I've never met a dog I didn't like. My cat comes when I call and streches up when he wants to be carried. There's a racoon living in my attic and a kitten outside the Szechuan restaurant who cries when I sit on the steps.

I wrap presents like an expert. I used to make money at Christmas that way. I have finally learned how to fold sweaters so they lie flat in the suitcase.

I don't drink martinis anyway. I prefer gimlets, and I'm very careful. I can open champagne quietly, and use a real waiter's corkscrew on wine. I read fast, and I can spell, and my older brother can't.

I can paint my face all over without getting sick. Last Halloween I was Kiss's Gene Simmons and I even painted my lips black.

I own 13 pairs of striped, shaded, shimmering and solid purple socks. I can tie a bow and a four-in-hand, even on somebody else. I'm good at poker and fair at backgammon. I play "Name That Tune" with the radio.

I can recite the kings of England from the Norman Conquest to the Hanovers, Henry VIII's wives and Elizabeth Taylor's husbands. I know the difference between bourbon and sour mash whiskey. I can tell butter from margarine and Coca-Cola from Pepsi.

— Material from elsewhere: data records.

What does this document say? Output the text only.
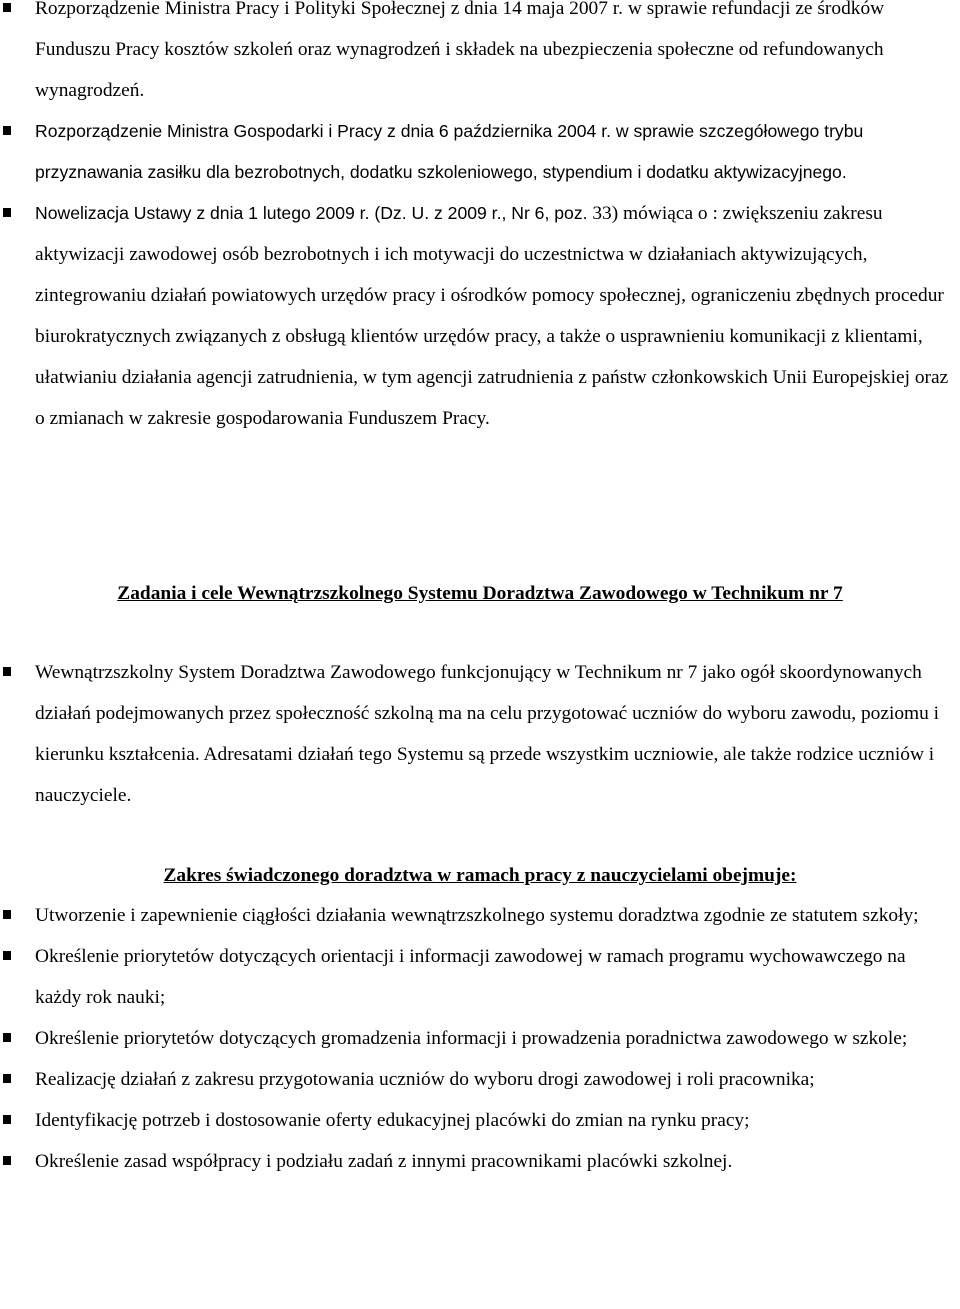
Rozporządzenie Ministra Pracy i Polityki Społecznej z dnia 14 maja 2007 r. w sprawie refundacji ze środków Funduszu Pracy kosztów szkoleń oraz wynagrodzeń i składek na ubezpieczenia społeczne od refundowanych wynagrodzeń.
Rozporządzenie Ministra Gospodarki i Pracy z dnia 6 października 2004 r. w sprawie szczegółowego trybu przyznawania zasiłku dla bezrobotnych, dodatku szkoleniowego, stypendium i dodatku aktywizacyjnego.
Nowelizacja Ustawy z dnia 1 lutego 2009 r. (Dz. U. z 2009 r., Nr 6, poz. 33) mówiąca o : zwiększeniu zakresu aktywizacji zawodowej osób bezrobotnych i ich motywacji do uczestnictwa w działaniach aktywizujących, zintegrowaniu działań powiatowych urzędów pracy i ośrodków pomocy społecznej, ograniczeniu zbędnych procedur biurokratycznych związanych z obsługą klientów urzędów pracy, a także o usprawnieniu komunikacji z klientami, ułatwianiu działania agencji zatrudnienia, w tym agencji zatrudnienia z państw członkowskich Unii Europejskiej oraz o zmianach w zakresie gospodarowania Funduszem Pracy.
Zadania i cele Wewnątrzszkolnego Systemu Doradztwa Zawodowego w Technikum nr 7
Wewnątrzszkolny System Doradztwa Zawodowego funkcjonujący w Technikum nr 7 jako ogół skoordynowanych działań podejmowanych przez społeczność szkolną ma na celu przygotować uczniów do wyboru zawodu, poziomu i kierunku kształcenia. Adresatami działań tego Systemu są przede wszystkim uczniowie, ale także rodzice uczniów i nauczyciele.
Zakres świadczonego doradztwa w ramach pracy z nauczycielami obejmuje:
Utworzenie i zapewnienie ciągłości działania wewnątrzszkolnego systemu doradztwa zgodnie ze statutem szkoły;
Określenie priorytetów dotyczących orientacji i informacji zawodowej w ramach programu wychowawczego na każdy rok nauki;
Określenie priorytetów dotyczących gromadzenia informacji i prowadzenia poradnictwa zawodowego w szkole;
Realizację działań z zakresu przygotowania uczniów do wyboru drogi zawodowej i roli pracownika;
Identyfikację potrzeb i dostosowanie oferty edukacyjnej placówki do zmian na rynku pracy;
Określenie zasad współpracy i podziału zadań z innymi pracownikami placówki szkolnej.
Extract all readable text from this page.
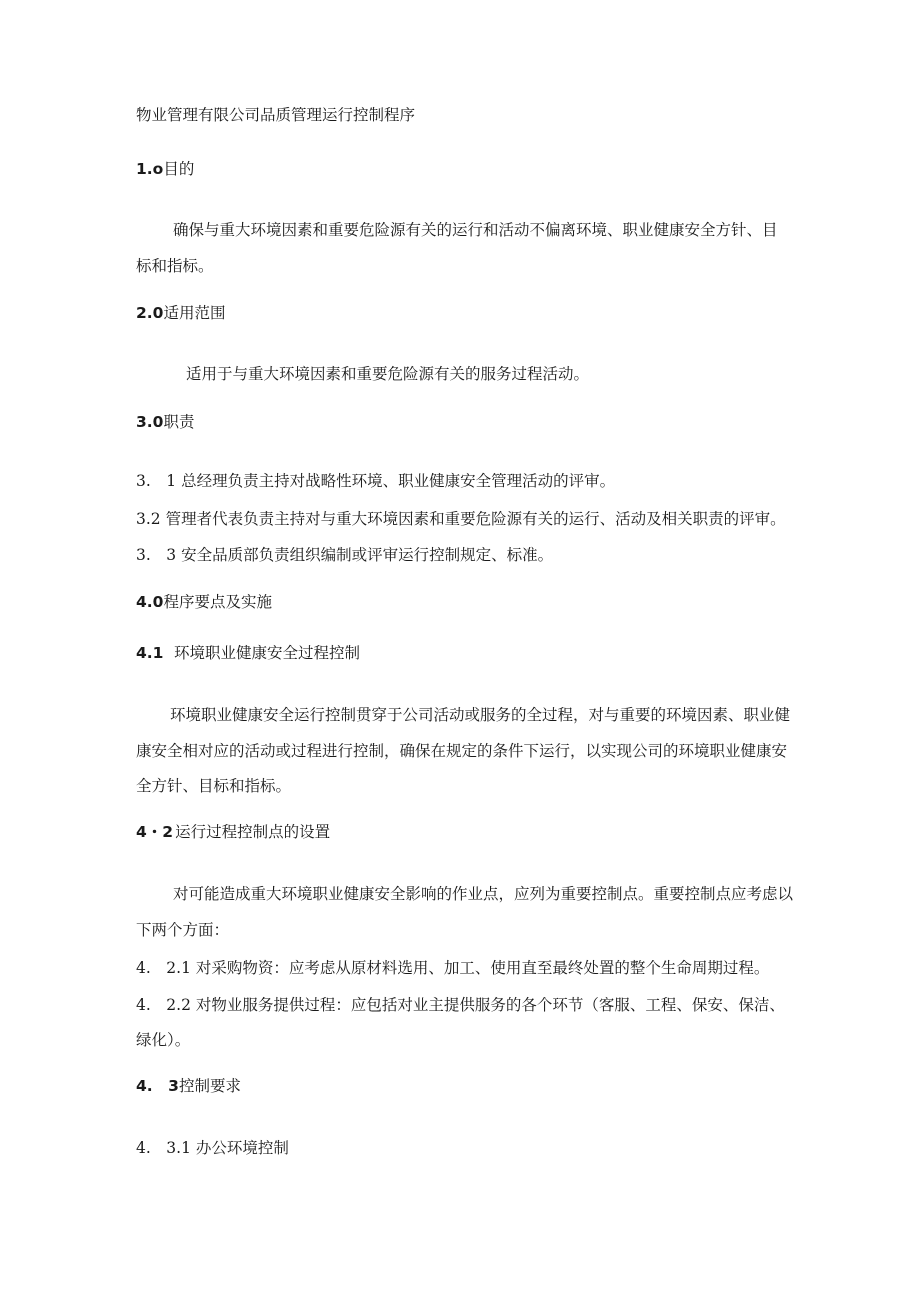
物业管理有限公司品质管理运行控制程序
1.o目的
确保与重大环境因素和重要危险源有关的运行和活动不偏离环境、职业健康安全方针、目
标和指标。
2.0适用范围
适用于与重大环境因素和重要危险源有关的服务过程活动。
3.0职责
3.　1 总经理负责主持对战略性环境、职业健康安全管理活动的评审。
3.2 管理者代表负责主持对与重大环境因素和重要危险源有关的运行、活动及相关职责的评审。
3.　3 安全品质部负责组织编制或评审运行控制规定、标准。
4.0程序要点及实施
4.1 环境职业健康安全过程控制
环境职业健康安全运行控制贯穿于公司活动或服务的全过程，对与重要的环境因素、职业健
康安全相对应的活动或过程进行控制，确保在规定的条件下运行，以实现公司的环境职业健康安
全方针、目标和指标。
4・2 运行过程控制点的设置
对可能造成重大环境职业健康安全影响的作业点，应列为重要控制点。重要控制点应考虑以
下两个方面：
4.　2.1 对采购物资：应考虑从原材料选用、加工、使用直至最终处置的整个生命周期过程。
4.　2.2 对物业服务提供过程：应包括对业主提供服务的各个环节（客服、工程、保安、保洁、
绿化）。
4.　3控制要求
4.　3.1 办公环境控制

I don't scare easily. I don't believe in est or electric woks. I don't watch "Good Morning, America" or "Saturday Night Live." I name my cats after Hammett characters and my plants after poets.

Nobody says, "I want little Zub-Zub to grow up just like you." Nobody's ever wanted anybody to grow up just like me.

But my father says I'm not as much trouble as I could be, and anyway he never had any illusions about my behaving very well.